The subsequent Labour government introduced new fiscal rules after 1997 which aimed to balance the current budget over the cycle – and hence treated capital and current spending quite differently – as well as aiming to keep debt below 40% of national income. It also introduced new measures of public spending, around half of which was classified as departmental expenditure limits (DELs) with the other half – including all social security, local authority self-financed expenditure and debt interest – being defined as annually managed expenditure (AME). The idea was that AME was essentially demand led and hard to control while DEL could be directly controlled.

Since 2010, the DEL/AME regime has remained in place while substantial spending cuts have been implemented. The 2010−2015 coalition government’s fiscal rules changed over time, but maintained a differentiation between current and capital spending. However, since taking over in 2015, at the very end of our period of interest, the Conservative government has been targeting overall budget balance and has not made any distinction between current and capital spending.

Over these different periods with different contexts, rules and measurements, the raw data suggest that spending control has been pretty good – in the sense that plans and out-turns have not tended to diverge dramatically.
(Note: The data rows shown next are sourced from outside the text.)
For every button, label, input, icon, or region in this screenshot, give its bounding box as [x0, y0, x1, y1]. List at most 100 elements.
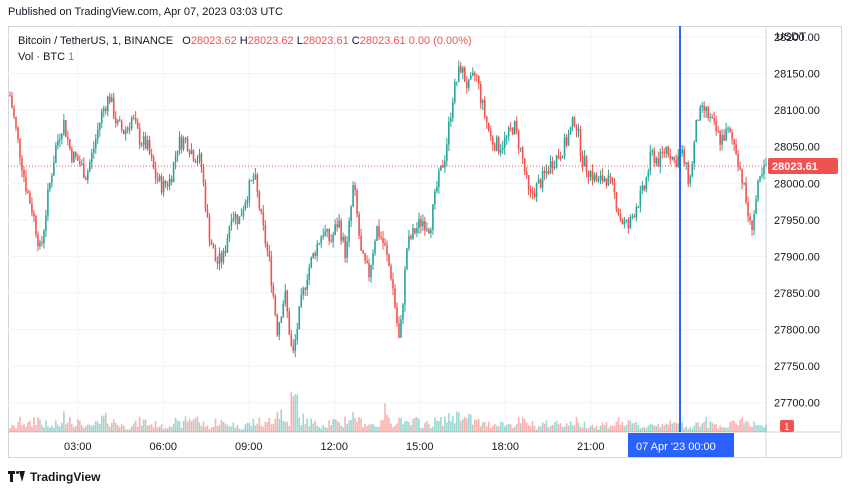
volume-bar — [27, 422, 29, 432]
candle-body — [473, 72, 476, 76]
volume-bar — [286, 421, 289, 432]
candle-body — [146, 139, 149, 149]
candle-body — [190, 150, 193, 154]
candle-body — [625, 220, 628, 222]
volume-bar — [320, 428, 322, 432]
volume-bar — [368, 424, 370, 432]
volume-bar — [434, 417, 436, 432]
candle-body — [35, 216, 37, 235]
symbol-name[interactable]: Bitcoin / TetherUS, 1, BINANCE — [18, 35, 174, 47]
candle-body — [238, 216, 241, 225]
candle-body — [94, 139, 97, 149]
candle-body — [258, 191, 261, 209]
candle-body — [765, 164, 767, 166]
volume-bar — [547, 427, 550, 432]
candle-body — [150, 154, 153, 158]
volume-bar — [254, 425, 257, 432]
volume-bar — [274, 418, 277, 432]
candle-body — [693, 141, 695, 165]
candle-body — [344, 236, 346, 258]
candle-body — [222, 250, 225, 262]
volume-bar — [156, 427, 159, 432]
candle-body — [134, 117, 137, 122]
candle-body — [112, 97, 115, 118]
volume-bar — [761, 425, 763, 432]
volume-bar — [290, 392, 293, 432]
volume-bar — [575, 416, 578, 432]
volume-bar — [284, 421, 287, 432]
volume-bar — [322, 425, 324, 432]
volume-bar — [621, 421, 624, 432]
volume-bar — [302, 413, 305, 432]
volume-bar — [675, 423, 678, 432]
volume-label[interactable]: Vol · BTC — [18, 51, 66, 63]
volume-bar — [234, 427, 237, 432]
last-price-label: 28023.61 — [772, 161, 818, 173]
volume-bar — [751, 426, 753, 432]
volume-bar — [294, 394, 297, 432]
volume-bar — [539, 426, 542, 432]
candle-body — [282, 303, 285, 318]
volume-bar — [487, 421, 490, 432]
volume-bar — [45, 420, 47, 432]
candle-body — [537, 179, 540, 184]
volume-bar — [683, 428, 686, 432]
candle-body — [352, 185, 354, 207]
volume-bar — [382, 419, 384, 432]
volume-bar — [352, 412, 354, 432]
candle-body — [615, 192, 618, 210]
candle-body — [37, 234, 39, 247]
candle-body — [493, 144, 496, 151]
x-tick-label: 18:00 — [492, 441, 520, 453]
open-label: O — [182, 35, 191, 47]
candle-body — [324, 231, 326, 236]
candle-body — [601, 175, 604, 182]
last-price-badge — [768, 158, 838, 175]
candle-body — [140, 144, 143, 146]
volume-bar — [360, 418, 362, 432]
volume-bar — [110, 422, 113, 432]
volume-bar — [639, 428, 642, 432]
volume-bar — [13, 425, 15, 432]
candle-body — [174, 155, 177, 163]
tradingview-brand[interactable]: TradingView — [8, 470, 100, 484]
volume-bar — [589, 426, 592, 432]
candle-body — [557, 155, 560, 159]
volume-bar — [356, 422, 358, 432]
candle-body — [394, 288, 396, 307]
candle-body — [575, 126, 578, 131]
candle-body — [108, 96, 111, 103]
candle-body — [759, 176, 761, 181]
volume-bar — [398, 417, 400, 432]
candle-body — [116, 120, 119, 124]
candle-body — [290, 334, 293, 346]
volume-bar — [731, 420, 733, 432]
volume-bar — [571, 425, 574, 432]
candle-body — [354, 185, 356, 191]
candle-body — [695, 119, 697, 142]
candle-body — [178, 136, 181, 151]
volume-bar — [224, 423, 227, 432]
candlestick-chart[interactable]: 27700.00 27750.00 27800.00 27850.00 27900.00… — [8, 26, 842, 458]
candle-body — [65, 120, 67, 137]
volume-bar — [340, 425, 342, 432]
volume-bar — [428, 424, 430, 432]
volume-bar — [94, 420, 97, 432]
volume-bar — [33, 417, 35, 432]
candle-body — [262, 212, 265, 226]
candle-body — [543, 170, 546, 174]
y-tick-label: 28100.00 — [774, 105, 820, 117]
volume-bar — [551, 424, 554, 432]
chart-frame — [8, 26, 842, 458]
volume-bar — [643, 426, 646, 432]
candle-body — [609, 175, 612, 178]
volume-bar — [635, 421, 638, 432]
candle-body — [61, 134, 63, 140]
volume-bar — [553, 422, 556, 432]
candle-body — [356, 190, 358, 215]
volume-bar — [545, 420, 548, 432]
volume-bar — [124, 429, 127, 432]
volume-bar — [126, 429, 129, 432]
volume-bar — [260, 425, 263, 432]
volume-bar — [727, 427, 729, 432]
Plans are updated, and so while spending may turn out greater than originally planned, there are few examples of spending turning out much greater than the final planned amount. Indeed, during the periods of retrenchment, overall spending consistently turned out lower than planned. That is not to say, however, that control has been effective on broader definitions when one considers longer-term horizons, sustainability of spending cuts or efficiency with which spending increases were allocated. There have also been some significant failings in control and some clear lessons from the different regimes.